À Sokodé, la Journée nationale de l’arbre prend un tournant décisif. Dimanche, le gouvernement togolais a lancé une nouvelle campagne de reboisement dans cette ville de la région centrale, marquant une volonté affirmée de répondre aux défis environnementaux avec des actions concrètes.
L’initiative ne se limite plus à une simple commémoration. Elle devient un levier stratégique face à la dégradation des écosystèmes, à la perte de biodiversité et aux menaces qui pèsent sur la sécurité alimentaire en Afrique de l’Ouest.
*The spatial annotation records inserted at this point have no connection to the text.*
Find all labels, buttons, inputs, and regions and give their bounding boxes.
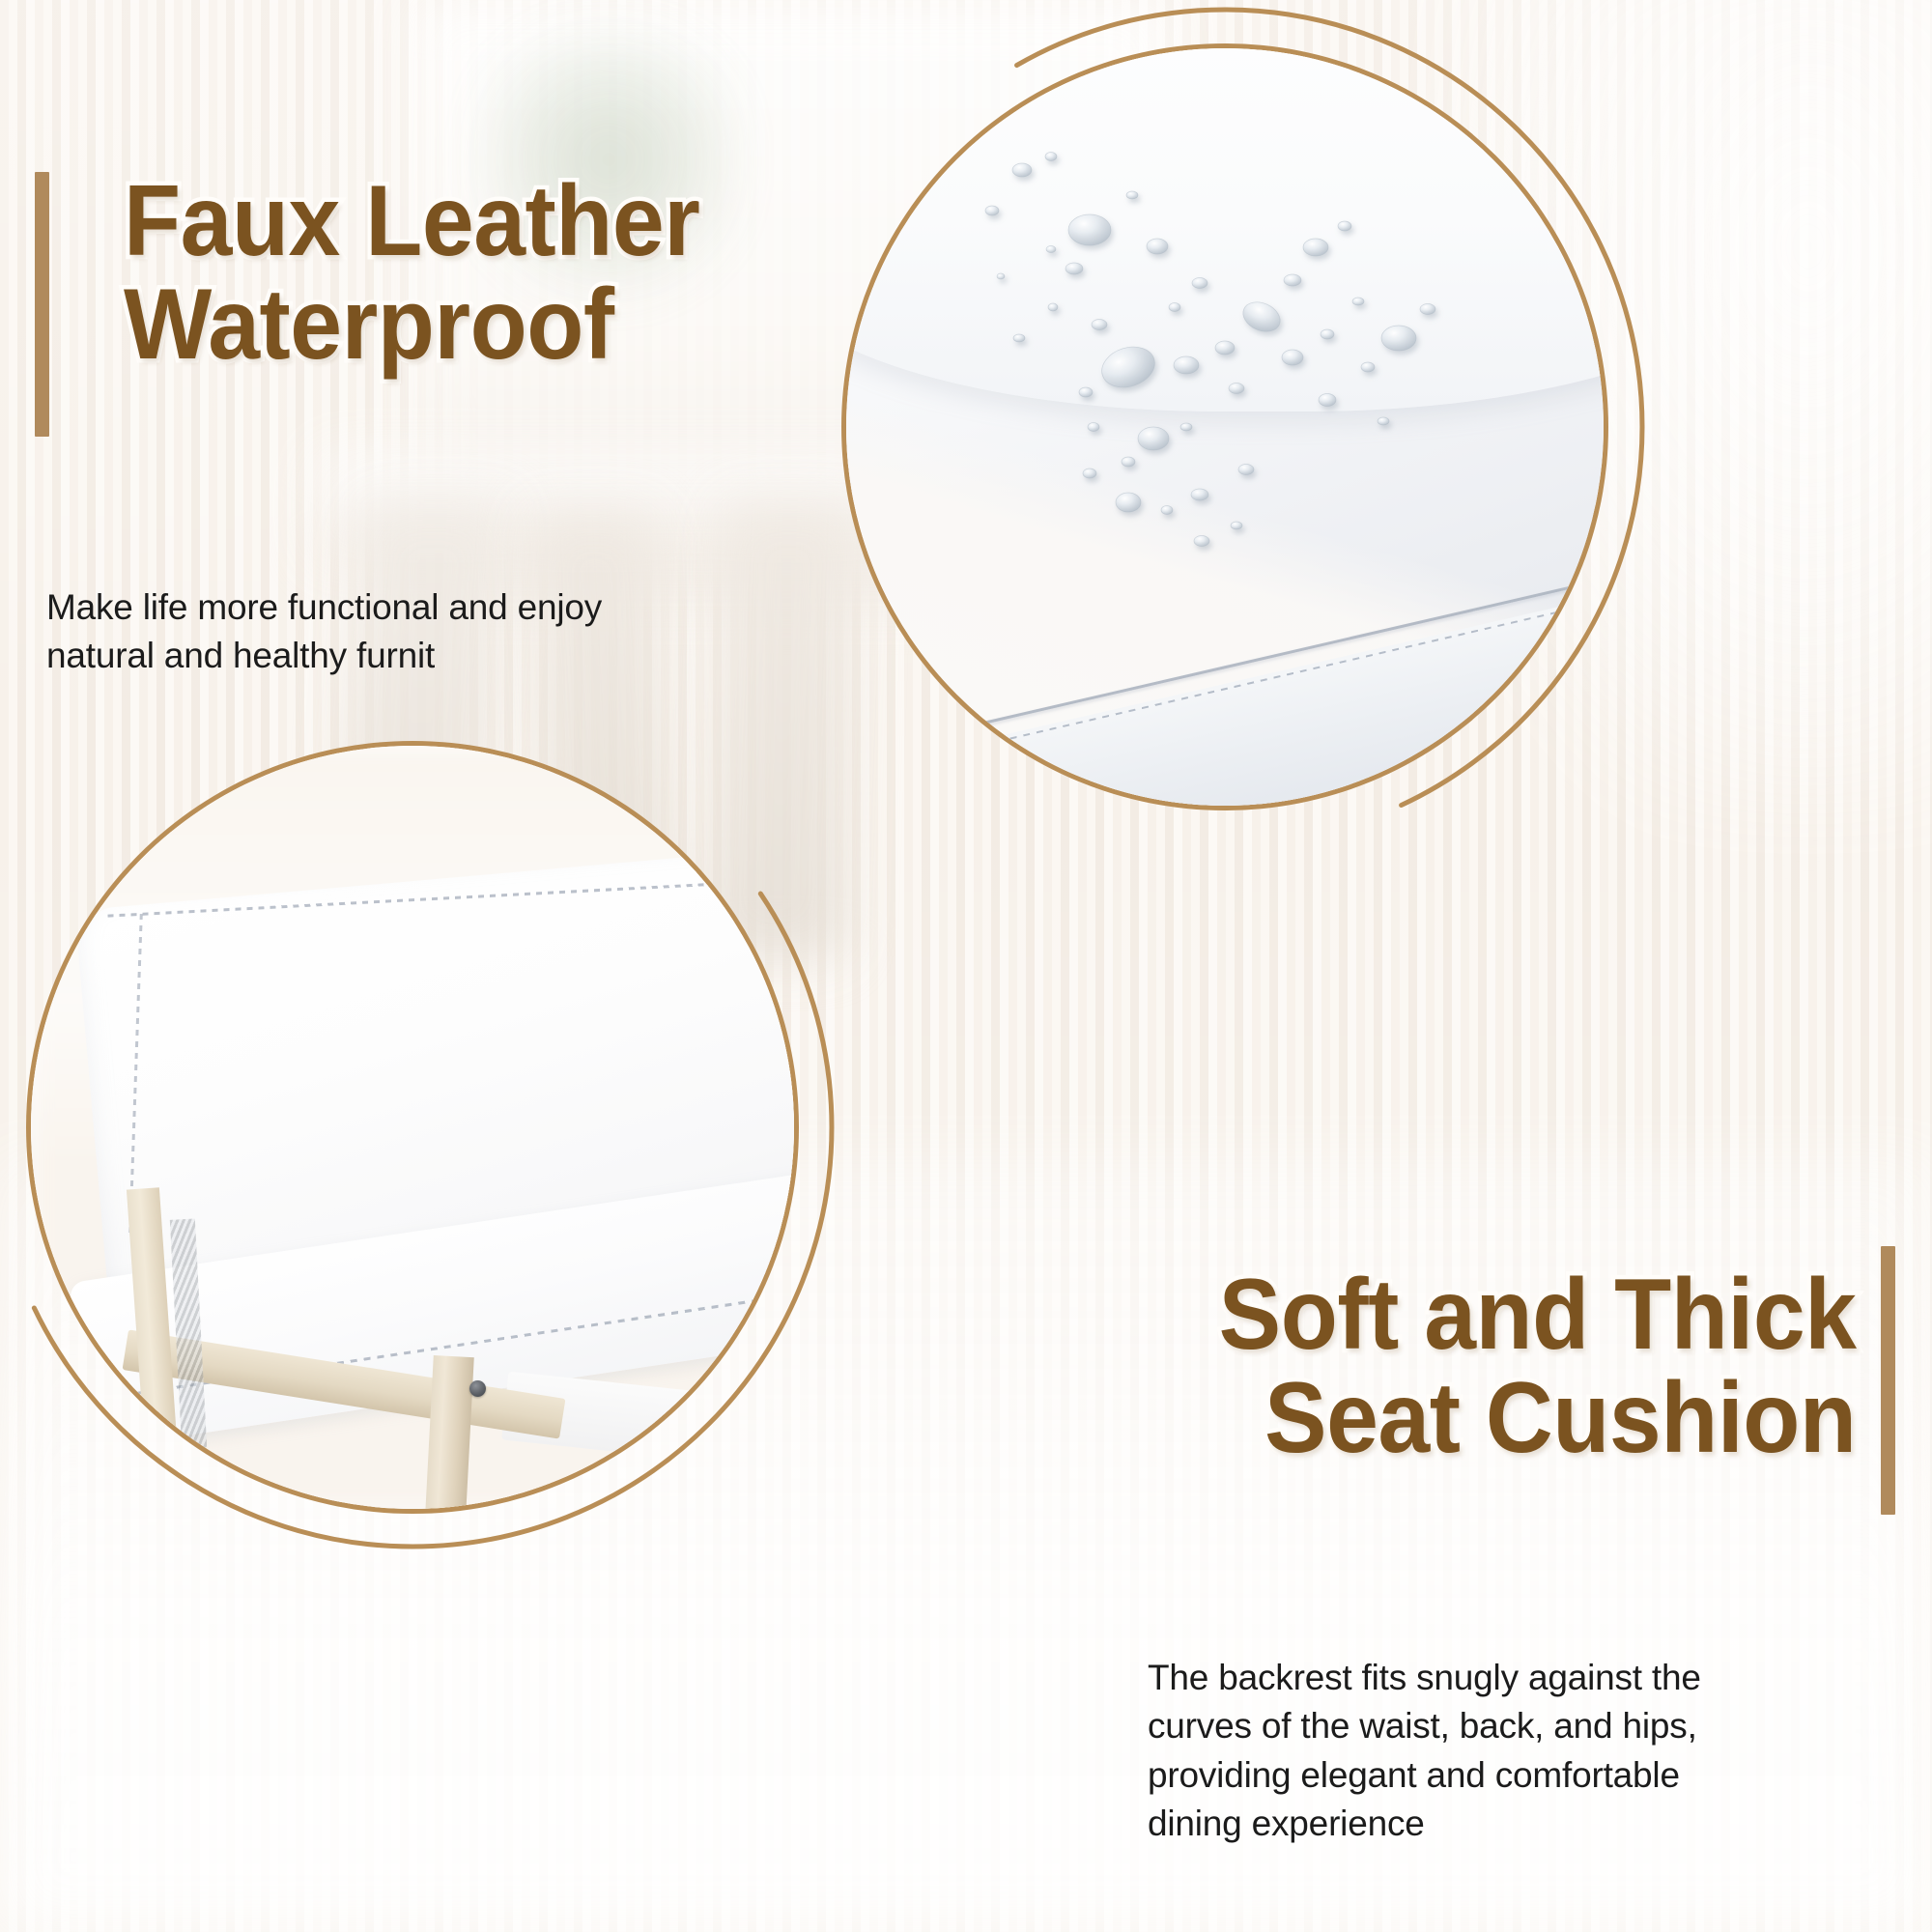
headline-line-2: Waterproof [124,273,699,377]
body-copy-bottom-right: The backrest fits snugly against the cur… [1148,1654,1766,1848]
headline-faux-leather-waterproof: Faux Leather Waterproof [124,170,699,377]
seat-cushion-photo [31,746,794,1509]
headline-line-2: Seat Cushion [1219,1367,1857,1470]
headline-line-1: Soft and Thick [1219,1264,1857,1367]
body-copy-top-left: Make life more functional and enjoy natu… [46,583,645,681]
headline-soft-and-thick-seat-cushion: Soft and Thick Seat Cushion [1219,1264,1857,1470]
accent-bar-left [35,172,49,437]
product-feature-banner: Faux Leather Waterproof Make life more f… [0,0,1932,1932]
headline-line-1: Faux Leather [124,170,699,273]
accent-bar-right [1881,1246,1895,1515]
photo-content [31,746,794,1509]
Sokodé, particulièrement vulnérable aux effets du changement climatique, a été choisie pour symboliser cette priorité nationale.
Une réponse locale à un enjeu global
Le programme de reforestation repose sur plusieurs piliers :
• Plantation massive d’essences locales : baobabs, khayas et acacias, choisis pour leur résilience aux sols et au climat togolais.
• Mobilisation collective : écoles, ONG, leaders communautaires et citoyens sont associés à chaque étape du processus.
• Technologie verte : géolocalisation des plants, arrosage optimisé, et suivi régulier pour maximiser les taux de survie.
Cette opération s’inscrit dans le cadre de la Décennie des Nations Unies pour la restauration des écosystèmes (2021-2030), à laquelle le Togo a formellement adhéré. Elle illustre la volonté de concilier développement durable, action climatique et implication citoyenne.
Protéger aujourd’hui, préserver demain
Au-delà du geste symbolique, les autorités annoncent des mesures de protection durable des jeunes plants, notamment à travers des campagnes de sensibilisation et des actions pédagogiques dans les établissements scolaires. L’arbre devient ici le vecteur d’un changement de culture écologique, ancré dans le quotidien.
À Sokodé, le Togo montre que le combat contre la crise climatique passe par des actes locaux, visibles et structurés, portés par la société tout entière.